Os táxis cariocas – parafraseando Collor – são verdadeiras carroças. Mal-conservados, sem opções de pagamento via cartão, sem disponibilização de recibo, sem troco... um showroom de horror.

Exagero? Basta dar um pulinho em São Paulo e comparar. Naquelas bandas, a maioria dos táxis possuem bancos de couro, carregador de celular disponível para uso do passageiro e opção de pagamento com cartão de crédito. É quase impossível encontrar um motorista que não tenha troco ou recibo, que se vista mal, ou que recuse uma corrida. Já no Rio de Janeiro... Múuuuu...

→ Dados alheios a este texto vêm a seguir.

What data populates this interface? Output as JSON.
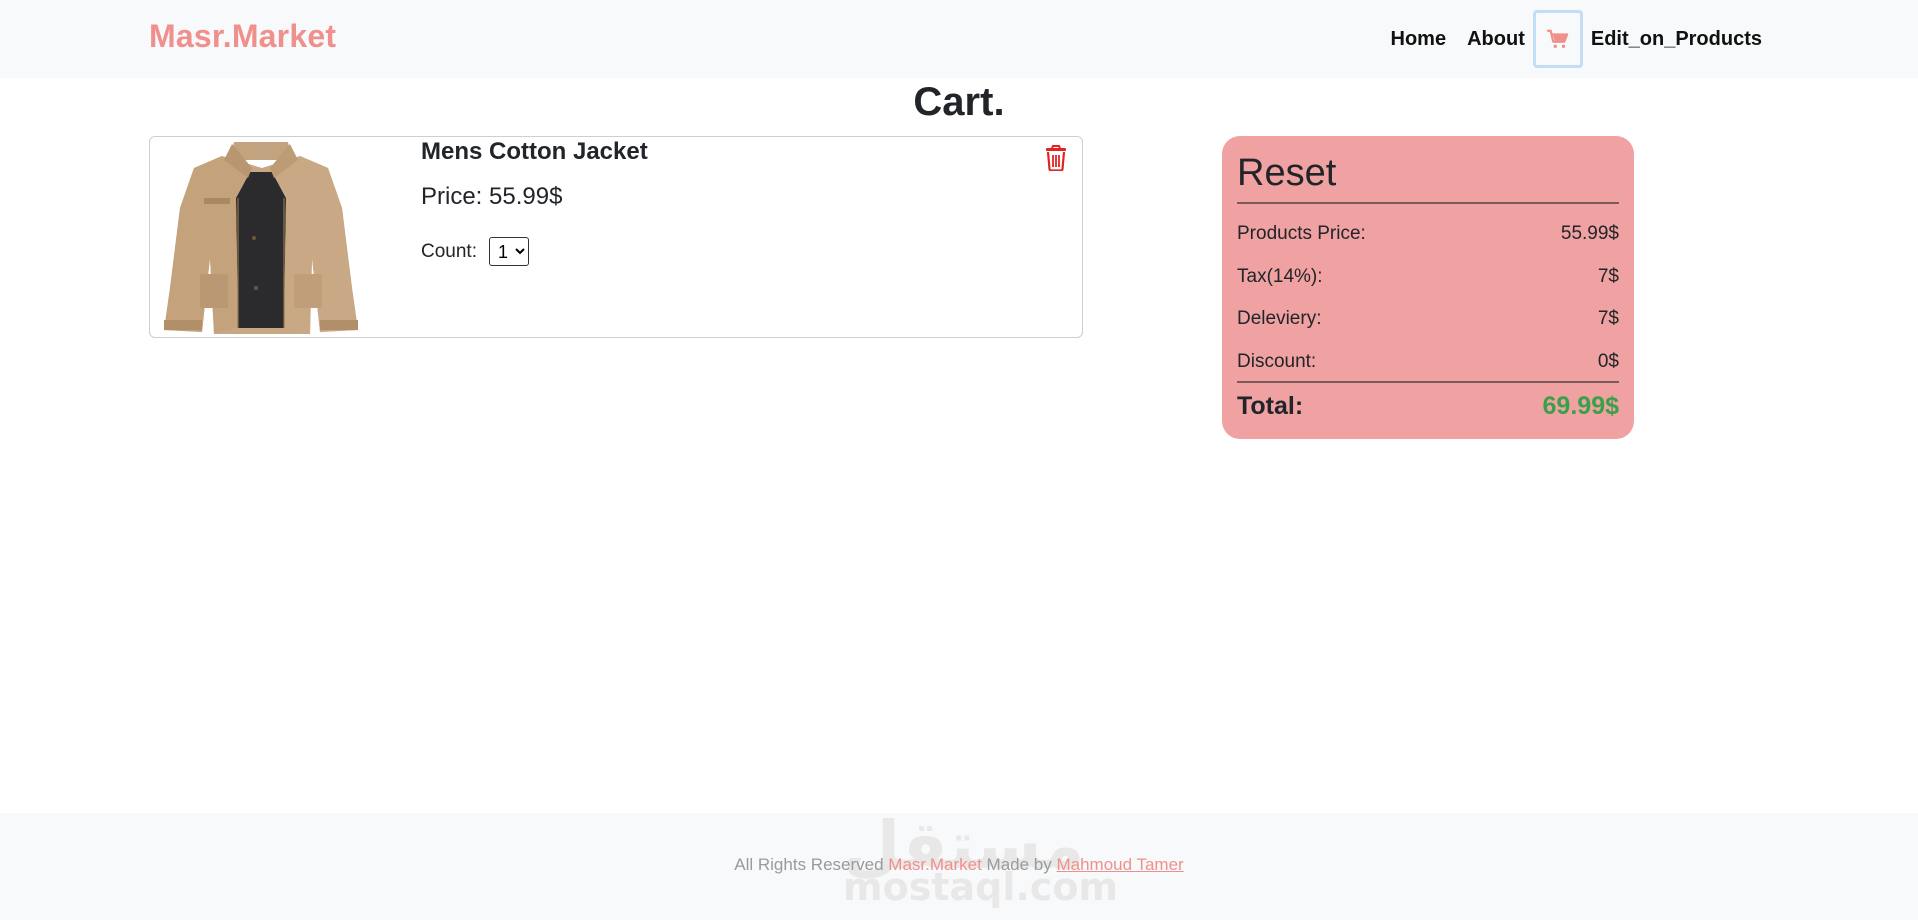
{
  "navbar": {
    "brand": "Masr.Market",
    "links": {
      "home": "Home",
      "about": "About",
      "edit_products": "Edit_on_Products"
    },
    "cart_icon": "shopping-cart-icon"
  },
  "page": {
    "title": "Cart."
  },
  "cart": {
    "items": [
      {
        "name": "Mens Cotton Jacket",
        "price_text": "Price: 55.99$",
        "count_label": "Count:",
        "count_value": "1",
        "image": "jacket-image",
        "delete_icon": "trash-icon"
      }
    ]
  },
  "receipt": {
    "title": "Reset",
    "rows": {
      "products_price": {
        "label": "Products Price:",
        "value": "55.99$"
      },
      "tax": {
        "label": "Tax(14%):",
        "value": "7$"
      },
      "delivery": {
        "label": "Deleviery:",
        "value": "7$"
      },
      "discount": {
        "label": "Discount:",
        "value": "0$"
      }
    },
    "total": {
      "label": "Total:",
      "value": "69.99$"
    }
  },
  "footer": {
    "prefix": "All Rights Reserved ",
    "brand": "Masr.Market",
    "made_by": " Made by ",
    "author": "Mahmoud Tamer"
  },
  "watermark": {
    "arabic": "مستقل",
    "latin": "mostaql.com"
  },
  "colors": {
    "brand": "#f0908c",
    "receipt_bg": "#f0a1a1",
    "total": "#3aa04a",
    "delete": "#e02424",
    "navbar_bg": "#f8f9fa"
  }
}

O chororô dos taxistas cariocas é o eco da choradeira da Autolatina há quase 30 anos. Ninguém quer concorrência, e, quando ela aparece, vem a mania tupiniquim do direito adquirido e a alergia tropical ao livre mercado. É a mentalidade tacanha do “quanto mais caro eu puder cobrar pelo pior serviço/produto, mais esperto eu sou”. Imaginem se os acendedores de lampiões tivessem promovido quebra-quebra na rede elétrica no fim do século XIX? Ou se a Autolatina tivesse conseguido barrar os carros importados? Andaríamos de Del Rey 2017 à espera do modelo 2018 com trava elétrica.

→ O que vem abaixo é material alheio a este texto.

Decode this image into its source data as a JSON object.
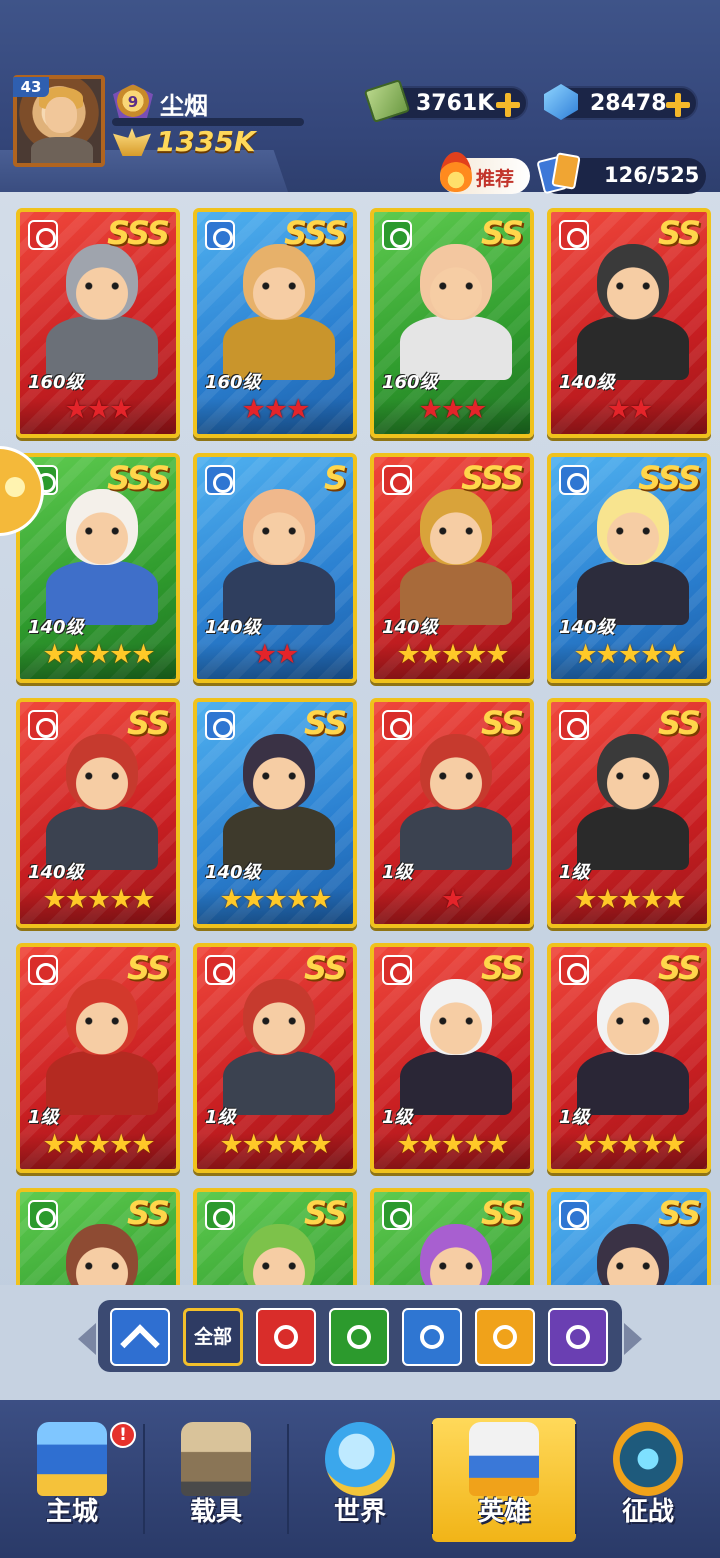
{
  "player": {
    "level": "43",
    "vip": "9",
    "name": "尘烟",
    "power": "1335K"
  },
  "resources": {
    "cash": "3761K",
    "gems": "28478"
  },
  "recommend_label": "推荐",
  "collection_count": "126/525",
  "heroes": [
    {
      "rank": "SSS",
      "level": "160级",
      "faction": "red",
      "stars": 3,
      "star_color": "red"
    },
    {
      "rank": "SSS",
      "level": "160级",
      "faction": "blue",
      "stars": 3,
      "star_color": "red"
    },
    {
      "rank": "SS",
      "level": "160级",
      "faction": "green",
      "stars": 3,
      "star_color": "red"
    },
    {
      "rank": "SS",
      "level": "140级",
      "faction": "red",
      "stars": 2,
      "star_color": "red"
    },
    {
      "rank": "SSS",
      "level": "140级",
      "faction": "green",
      "stars": 5,
      "star_color": "gold"
    },
    {
      "rank": "S",
      "level": "140级",
      "faction": "blue",
      "stars": 2,
      "star_color": "red"
    },
    {
      "rank": "SSS",
      "level": "140级",
      "faction": "red",
      "stars": 5,
      "star_color": "gold"
    },
    {
      "rank": "SSS",
      "level": "140级",
      "faction": "blue",
      "stars": 5,
      "star_color": "gold"
    },
    {
      "rank": "SS",
      "level": "140级",
      "faction": "red",
      "stars": 5,
      "star_color": "gold"
    },
    {
      "rank": "SS",
      "level": "140级",
      "faction": "blue",
      "stars": 5,
      "star_color": "gold"
    },
    {
      "rank": "SS",
      "level": "1级",
      "faction": "red",
      "stars": 1,
      "star_color": "red"
    },
    {
      "rank": "SS",
      "level": "1级",
      "faction": "red",
      "stars": 5,
      "star_color": "gold"
    },
    {
      "rank": "SS",
      "level": "1级",
      "faction": "red",
      "stars": 5,
      "star_color": "gold"
    },
    {
      "rank": "SS",
      "level": "1级",
      "faction": "red",
      "stars": 5,
      "star_color": "gold"
    },
    {
      "rank": "SS",
      "level": "1级",
      "faction": "red",
      "stars": 5,
      "star_color": "gold"
    },
    {
      "rank": "SS",
      "level": "1级",
      "faction": "red",
      "stars": 5,
      "star_color": "gold"
    },
    {
      "rank": "SS",
      "level": "",
      "faction": "green",
      "stars": 0,
      "star_color": "gold"
    },
    {
      "rank": "SS",
      "level": "",
      "faction": "green",
      "stars": 0,
      "star_color": "gold"
    },
    {
      "rank": "SS",
      "level": "",
      "faction": "green",
      "stars": 0,
      "star_color": "gold"
    },
    {
      "rank": "SS",
      "level": "",
      "faction": "blue",
      "stars": 0,
      "star_color": "gold"
    }
  ],
  "filters": [
    {
      "name": "filter-rank-up",
      "icon": "chevron-up-icon",
      "color": "#2f6fd1",
      "label": ""
    },
    {
      "name": "filter-all",
      "icon": "",
      "color": "#2e3b63",
      "label": "全部"
    },
    {
      "name": "filter-red-faction",
      "icon": "red-faction-icon",
      "color": "#d92d2a",
      "label": ""
    },
    {
      "name": "filter-green-faction",
      "icon": "green-faction-icon",
      "color": "#2c9a2d",
      "label": ""
    },
    {
      "name": "filter-blue-faction",
      "icon": "blue-faction-icon",
      "color": "#2f76d2",
      "label": ""
    },
    {
      "name": "filter-gold-faction",
      "icon": "gold-faction-icon",
      "color": "#f0a21a",
      "label": ""
    },
    {
      "name": "filter-purple-faction",
      "icon": "purple-faction-icon",
      "color": "#6a3fb2",
      "label": ""
    }
  ],
  "nav": [
    {
      "name": "nav-main-city",
      "label": "主城",
      "icon": "castle-icon",
      "badge": "!",
      "active": false
    },
    {
      "name": "nav-vehicle",
      "label": "载具",
      "icon": "mech-icon",
      "badge": "",
      "active": false
    },
    {
      "name": "nav-world",
      "label": "世界",
      "icon": "globe-icon",
      "badge": "",
      "active": false
    },
    {
      "name": "nav-heroes",
      "label": "英雄",
      "icon": "helmet-icon",
      "badge": "",
      "active": true
    },
    {
      "name": "nav-campaign",
      "label": "征战",
      "icon": "radar-icon",
      "badge": "",
      "active": false
    }
  ],
  "colors": {
    "card_red": "#c91f22",
    "card_blue": "#2a7fd0",
    "card_green": "#2f9b2d",
    "card_border": "#f0c21c",
    "rank_gold": "#ffd64b",
    "header_bg": "#34467a"
  }
}
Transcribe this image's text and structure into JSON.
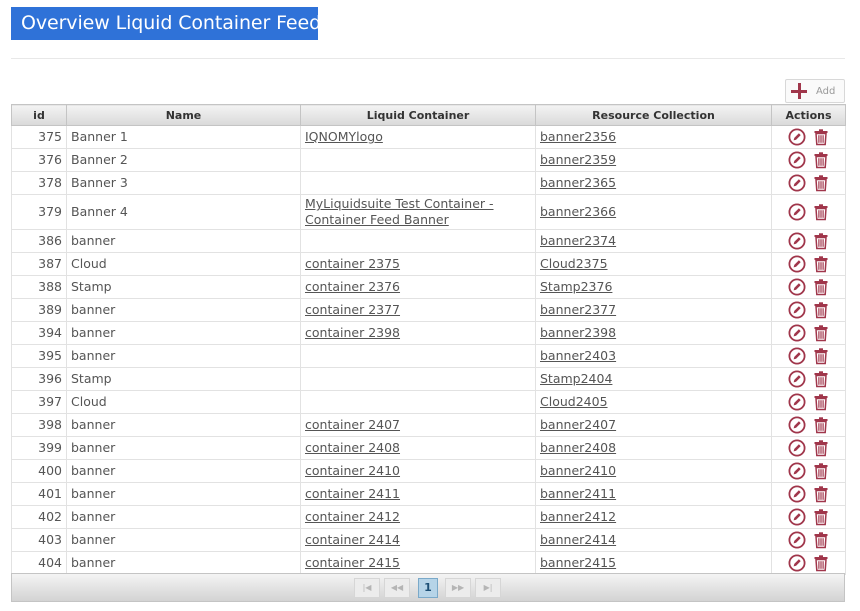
{
  "page": {
    "title": "Overview Liquid Container Feeds"
  },
  "toolbar": {
    "add_label": "Add"
  },
  "table": {
    "columns": {
      "id": "id",
      "name": "Name",
      "liquid_container": "Liquid Container",
      "resource_collection": "Resource Collection",
      "actions": "Actions"
    },
    "rows": [
      {
        "id": "375",
        "name": "Banner 1",
        "liquid_container": "IQNOMYlogo",
        "resource_collection": "banner2356"
      },
      {
        "id": "376",
        "name": "Banner 2",
        "liquid_container": "",
        "resource_collection": "banner2359"
      },
      {
        "id": "378",
        "name": "Banner 3",
        "liquid_container": "",
        "resource_collection": "banner2365"
      },
      {
        "id": "379",
        "name": "Banner 4",
        "liquid_container": "MyLiquidsuite Test Container - Container Feed Banner",
        "resource_collection": "banner2366"
      },
      {
        "id": "386",
        "name": "banner",
        "liquid_container": "",
        "resource_collection": "banner2374"
      },
      {
        "id": "387",
        "name": "Cloud",
        "liquid_container": "container 2375",
        "resource_collection": "Cloud2375"
      },
      {
        "id": "388",
        "name": "Stamp",
        "liquid_container": "container 2376",
        "resource_collection": "Stamp2376"
      },
      {
        "id": "389",
        "name": "banner",
        "liquid_container": "container 2377",
        "resource_collection": "banner2377"
      },
      {
        "id": "394",
        "name": "banner",
        "liquid_container": "container 2398",
        "resource_collection": "banner2398"
      },
      {
        "id": "395",
        "name": "banner",
        "liquid_container": "",
        "resource_collection": "banner2403"
      },
      {
        "id": "396",
        "name": "Stamp",
        "liquid_container": "",
        "resource_collection": "Stamp2404"
      },
      {
        "id": "397",
        "name": "Cloud",
        "liquid_container": "",
        "resource_collection": "Cloud2405"
      },
      {
        "id": "398",
        "name": "banner",
        "liquid_container": "container 2407",
        "resource_collection": "banner2407"
      },
      {
        "id": "399",
        "name": "banner",
        "liquid_container": "container 2408",
        "resource_collection": "banner2408"
      },
      {
        "id": "400",
        "name": "banner",
        "liquid_container": "container 2410",
        "resource_collection": "banner2410"
      },
      {
        "id": "401",
        "name": "banner",
        "liquid_container": "container 2411",
        "resource_collection": "banner2411"
      },
      {
        "id": "402",
        "name": "banner",
        "liquid_container": "container 2412",
        "resource_collection": "banner2412"
      },
      {
        "id": "403",
        "name": "banner",
        "liquid_container": "container 2414",
        "resource_collection": "banner2414"
      },
      {
        "id": "404",
        "name": "banner",
        "liquid_container": "container 2415",
        "resource_collection": "banner2415"
      }
    ],
    "row_actions": [
      "edit-icon",
      "trash-icon"
    ]
  },
  "pager": {
    "current_page": "1",
    "buttons": [
      "first-page-icon",
      "previous-page-icon",
      "next-page-icon",
      "last-page-icon"
    ]
  },
  "colors": {
    "title_bg": "#2f72d8",
    "accent": "#a0364b",
    "header_bg": "#dcdcdc",
    "pager_current": "#b6d4e8"
  }
}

Ocorre que os taxistas cariocas foram expostos: o serviço é caro e ruim. A porteira foi aberta. O consumidor não é bobo. Não há volta. No longo prazo, não há direito adquirido.

Algumas cooperativas de táxis já entederam a mensagem do livre mercado e passaram a oferecer melhores serviços (carros apresentáveis e equipados, motoristas mais atenciosos) e descontos nas tarifas. Objetivo: melhorar a proposta de valor para o cliente, recuperar volume de viagens e manter a atividade financeiramente interessante para o taxista.

Infelizmente, há uma banda de vândalos que opta pelo quebra-tudo, como aquele visto há alguns dias no aeroporto Santos Dumont. “Competir” desta forma com um concorrente que possui bolso mais fundo, melhor serviço/comodidade e preço mais baixo é a mais pura burrice. Caros taxistas, não se surpreendam se o Uber retaliar bancando 80% de desconto durante dezembro e acabar com o 13º salário de vocês...

Em resumo, é tolice tentar reverter a inovação tecnológica a fim de preservar feudos, é deletério no longo prazo. É necessário aliviar os custos de regulação para os taxistas e criar uma fiscalização mínima para o Uber e afins. E só. O restante, o mercado se encarrega de resolver.

Ou então, podemos continuar andando de carroça por aí. Segura, peão!